Мать всегда захватывала какое-нибудь лакомство, когда ходила навещать мужа. Она была бы недовольна, если бы я вернулся, не отдав его. Я это знал. Но мне не хотелось показывать отцу, как жестоко переменились наши роли, подчеркивать его беспомощность и свое относительное превосходство, угощая его лакомством, как делал он, когда я был маленьким.
Я в муках искал выход. Все ужасные. Все никуда не годились.
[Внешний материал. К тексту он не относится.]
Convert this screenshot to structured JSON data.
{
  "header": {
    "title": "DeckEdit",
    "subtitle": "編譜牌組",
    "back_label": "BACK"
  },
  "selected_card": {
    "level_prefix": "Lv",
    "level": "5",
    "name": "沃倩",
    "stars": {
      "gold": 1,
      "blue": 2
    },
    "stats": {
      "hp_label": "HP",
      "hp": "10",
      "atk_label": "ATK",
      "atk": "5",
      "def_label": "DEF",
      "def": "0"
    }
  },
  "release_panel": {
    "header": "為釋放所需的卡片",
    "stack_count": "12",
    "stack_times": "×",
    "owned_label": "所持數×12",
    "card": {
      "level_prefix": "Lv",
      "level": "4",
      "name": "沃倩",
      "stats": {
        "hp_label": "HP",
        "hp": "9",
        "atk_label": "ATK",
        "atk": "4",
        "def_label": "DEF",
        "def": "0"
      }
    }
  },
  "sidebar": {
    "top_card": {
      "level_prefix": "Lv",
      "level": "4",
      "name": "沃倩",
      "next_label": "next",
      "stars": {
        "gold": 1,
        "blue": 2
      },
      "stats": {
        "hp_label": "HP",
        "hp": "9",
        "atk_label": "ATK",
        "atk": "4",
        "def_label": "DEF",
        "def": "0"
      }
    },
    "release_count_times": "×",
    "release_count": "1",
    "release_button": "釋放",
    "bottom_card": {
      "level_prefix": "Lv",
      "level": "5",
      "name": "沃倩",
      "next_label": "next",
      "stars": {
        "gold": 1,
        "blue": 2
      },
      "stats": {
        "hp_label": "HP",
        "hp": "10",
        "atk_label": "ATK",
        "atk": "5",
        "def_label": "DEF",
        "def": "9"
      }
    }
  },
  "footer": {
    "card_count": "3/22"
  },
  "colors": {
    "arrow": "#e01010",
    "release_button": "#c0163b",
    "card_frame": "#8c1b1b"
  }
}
Наконец, не потому, что считал, что так надо, а просто чтобы избавиться от обузы, я протянул ненавистный банан отцу.
Он взял.
Отведя взгляд, он неторопливо очистил плод. Равнодушно откусил. И со звериной тоской стал есть.
Этого воспоминания я, как ни стараюсь, никогда себе не прощу — что я смотрел, как этот прекрасный когда-то человек ел банан, словно заморская обезьяна.
Но это не самое плохое, о чем я должен тебе рассказать, потому что, когда я наконец умолк, само время вокруг меня стало клейким, растянулось так, что, казалось, вовсе не движется. Проходили годы, а солнечное пятно на беленой стене оставалось на том же месте. Жужжание слепней затихло, но я знал, что, подняв голову, увижу их висящими надо мной в воздухе. Я в бессильном ужасе, не отрываясь, смотрел на моего несчастного, погибшего отца и знал, что навсегда останусь в этой комнате, в этом мгновении, в этом горе. Наконец я крепко зажмурился и вообразил, что пришел служитель, увел отца и наконец вернул меня матери. Я вообразил, что разразился слезами. Прошло немало времени, прежде чем я смог заговорить. И тогда я произнес:
— Господи боже, мать! Как ты могла так со мной поступить?
— Мне требовалась, — сказала она, — твоя добросовестная оценка его состояния.
— Ты бываешь у него каждый день. — Я невольно вскинул руку, потянулся к ней, как будто медленно тонул. — Ты должна знать, что с ним.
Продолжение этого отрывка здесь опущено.